Mariana Meza Vásquez

Presented to

Carolina Montalvo Polonia

Inter B

Colombo - ENSC

Manizales, 04 de June 2020


IS THE
death
penalty effective?

The death penalty is also known as capital punishment, which is a government-

sanctioned practice where a person is put to death by the state as a punishment and

consequence for a crime they are found guilty to have committed.

The death penalty is for convicted murderers, but many people now seem to prefer life

imprisonment as a punishment in contrast to the death penalty and I agree.

Is the death penalty effective? NO! Why are we going to 'punish' a murderer or

rapist, with the 'rest' of death? Why are we going to allow them to get so easily free to

pay for their acts? That's why the death penalty is not effective and although I love it

being legal around the world it is a punishment that has no effective response to these

criminals.

We can condemn to death a thousand murderers, a thousand rapists and yet we will

find a thousand more around the neighborhood

This conviction deters from crime. Countries that maintain the death penalty often

claim to be a form of deterrence against crime, but this stance has repeatedly been

discredited. There is no evidence to show that it is more effective than prison in

reducing crime.
As a result of the above, several studies have been relaunched which have tried to

examine whether the death penalty acts as an effective deterrent or, if, on the

contrary, a prison sentence is better when the crime committed merits it. All

investigations found that crimes increased rather than reduced...

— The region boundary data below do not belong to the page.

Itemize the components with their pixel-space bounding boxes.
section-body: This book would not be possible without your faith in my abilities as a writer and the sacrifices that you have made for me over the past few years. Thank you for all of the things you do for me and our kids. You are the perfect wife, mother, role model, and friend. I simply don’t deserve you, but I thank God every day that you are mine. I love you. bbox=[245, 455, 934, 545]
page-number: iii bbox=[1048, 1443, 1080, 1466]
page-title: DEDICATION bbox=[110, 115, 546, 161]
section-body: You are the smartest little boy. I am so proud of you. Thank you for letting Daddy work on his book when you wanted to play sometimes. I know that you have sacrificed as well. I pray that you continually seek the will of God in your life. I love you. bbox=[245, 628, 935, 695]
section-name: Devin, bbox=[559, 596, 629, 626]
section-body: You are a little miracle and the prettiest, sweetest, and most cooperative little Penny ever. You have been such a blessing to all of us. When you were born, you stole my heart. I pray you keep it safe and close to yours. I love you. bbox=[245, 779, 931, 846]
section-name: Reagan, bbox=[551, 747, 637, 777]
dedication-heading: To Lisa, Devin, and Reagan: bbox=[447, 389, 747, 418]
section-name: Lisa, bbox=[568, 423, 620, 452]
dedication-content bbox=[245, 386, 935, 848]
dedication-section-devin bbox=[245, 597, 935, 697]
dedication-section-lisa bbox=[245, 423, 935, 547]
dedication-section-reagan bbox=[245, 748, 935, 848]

There is no clear evidence that the use of the death penalty is a deterrent to

crime. Nor does it seem to be cost-effective. There is also always the possibility that

an innocent person will be executed, as happened in March 1988 with Wille Darden in

Florida and in 1992 with Roger Coleman in Virginia.

In short, most studies tend to confirm that the death penalty is not a deterrent to

reducing crimes. So why are there people still supporting this option? In a democratic

and supposedly Christian society, the death penalty seems to follow the old motto of

"eye for eye and tooth for a tooth".